At the ground breaking, Provost Julian Schuster recalled touring the science facilities when he arrived at Webster in 2010. He said after the tour there was no question, a new science building needed to be a priority.
“When I saw the science labs down in the original building in Webster Hall, I didn’t need to hear anything more about it,” Schuster said. “Beth (Stroble) and I set out to make this a priority of this administration.”

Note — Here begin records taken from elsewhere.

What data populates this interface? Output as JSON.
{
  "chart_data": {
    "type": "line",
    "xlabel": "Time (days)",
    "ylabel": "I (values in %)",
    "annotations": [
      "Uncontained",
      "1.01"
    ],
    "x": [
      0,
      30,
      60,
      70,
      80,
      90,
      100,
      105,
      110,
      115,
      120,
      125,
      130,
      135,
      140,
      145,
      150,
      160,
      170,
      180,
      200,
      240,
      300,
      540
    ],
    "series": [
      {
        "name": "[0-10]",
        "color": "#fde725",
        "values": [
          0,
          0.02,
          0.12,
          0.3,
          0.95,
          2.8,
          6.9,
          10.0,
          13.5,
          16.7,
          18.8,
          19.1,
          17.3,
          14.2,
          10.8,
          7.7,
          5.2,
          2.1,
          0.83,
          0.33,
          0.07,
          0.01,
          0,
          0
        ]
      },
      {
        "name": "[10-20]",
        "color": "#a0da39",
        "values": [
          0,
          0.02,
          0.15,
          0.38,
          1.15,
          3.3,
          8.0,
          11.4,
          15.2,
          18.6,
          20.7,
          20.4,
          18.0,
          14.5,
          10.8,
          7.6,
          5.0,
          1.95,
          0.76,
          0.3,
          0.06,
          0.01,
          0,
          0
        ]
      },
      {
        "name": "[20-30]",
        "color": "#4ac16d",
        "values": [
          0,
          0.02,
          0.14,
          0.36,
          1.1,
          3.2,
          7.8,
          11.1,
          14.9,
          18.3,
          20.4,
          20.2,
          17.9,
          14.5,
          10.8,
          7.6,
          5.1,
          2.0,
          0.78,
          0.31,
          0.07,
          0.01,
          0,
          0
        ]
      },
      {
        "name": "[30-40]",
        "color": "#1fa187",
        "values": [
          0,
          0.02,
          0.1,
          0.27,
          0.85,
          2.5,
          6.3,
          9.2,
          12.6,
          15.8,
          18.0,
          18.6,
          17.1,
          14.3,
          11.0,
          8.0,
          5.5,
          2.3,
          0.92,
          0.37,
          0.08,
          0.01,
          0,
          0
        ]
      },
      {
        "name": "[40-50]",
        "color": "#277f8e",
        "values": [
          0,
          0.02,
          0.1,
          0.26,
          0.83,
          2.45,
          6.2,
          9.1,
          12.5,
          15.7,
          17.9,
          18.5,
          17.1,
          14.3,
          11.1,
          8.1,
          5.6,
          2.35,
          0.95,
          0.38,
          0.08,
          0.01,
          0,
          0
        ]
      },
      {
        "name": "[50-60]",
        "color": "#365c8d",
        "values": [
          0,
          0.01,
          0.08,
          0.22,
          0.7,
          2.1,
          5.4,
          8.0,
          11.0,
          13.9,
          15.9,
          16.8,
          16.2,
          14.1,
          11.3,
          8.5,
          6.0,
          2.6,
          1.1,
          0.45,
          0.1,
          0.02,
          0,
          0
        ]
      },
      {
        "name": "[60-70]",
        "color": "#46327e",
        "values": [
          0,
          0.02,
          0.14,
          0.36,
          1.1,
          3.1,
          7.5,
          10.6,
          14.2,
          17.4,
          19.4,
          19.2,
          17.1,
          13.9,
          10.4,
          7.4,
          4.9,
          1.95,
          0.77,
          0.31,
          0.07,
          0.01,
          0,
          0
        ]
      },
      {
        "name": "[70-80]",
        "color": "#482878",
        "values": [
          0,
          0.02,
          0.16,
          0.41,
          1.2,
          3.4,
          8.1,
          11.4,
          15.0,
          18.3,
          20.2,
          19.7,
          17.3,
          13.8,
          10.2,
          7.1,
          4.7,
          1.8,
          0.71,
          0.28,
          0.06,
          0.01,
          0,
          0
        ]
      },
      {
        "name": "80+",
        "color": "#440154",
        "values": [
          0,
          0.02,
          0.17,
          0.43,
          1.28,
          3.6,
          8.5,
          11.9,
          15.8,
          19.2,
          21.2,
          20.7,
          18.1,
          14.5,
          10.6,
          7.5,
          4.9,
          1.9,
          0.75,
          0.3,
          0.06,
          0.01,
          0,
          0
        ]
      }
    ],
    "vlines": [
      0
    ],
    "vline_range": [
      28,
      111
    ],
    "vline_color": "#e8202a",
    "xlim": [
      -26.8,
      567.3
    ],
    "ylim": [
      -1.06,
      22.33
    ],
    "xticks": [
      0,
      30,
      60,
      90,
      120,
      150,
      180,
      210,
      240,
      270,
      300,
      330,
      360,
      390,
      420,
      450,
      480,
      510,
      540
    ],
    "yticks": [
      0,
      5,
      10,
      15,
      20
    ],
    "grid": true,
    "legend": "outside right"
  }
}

Schuster said biology is the most popular major at Webster, and that the trend is expected to continue in the next decade.
Schroeder said she is glad she will no longer have to give prospective students tours through Webster Hall’s dated facilities. She said modern facilities will make it easier to convince biology students who may be thinking about Webster to commit.
“We offer a lot of hands-on experience that isn’t provided at other universities,” Schroeder said. “But when I talk to prospective students who want to come here and I take them on a tour of our current facilities, it’s probably pretty hard to understand how we’re able to do that.”
Schroeder said the idea of students having the proper facilities to study in will bolster Webster’s student research.
“Our students deserve this,” Schroeder said. “They’ve deserved this for a long time.”
President Elizabeth Stroble said the ISB is a requirement for Webster’s progression into the university’s next century. She said the building is imperative to the cultivation of STEAMM at Webster.
“This is a long awaited day and it has arrived,” Stroble said. “This building is an inescapable and necessary element.”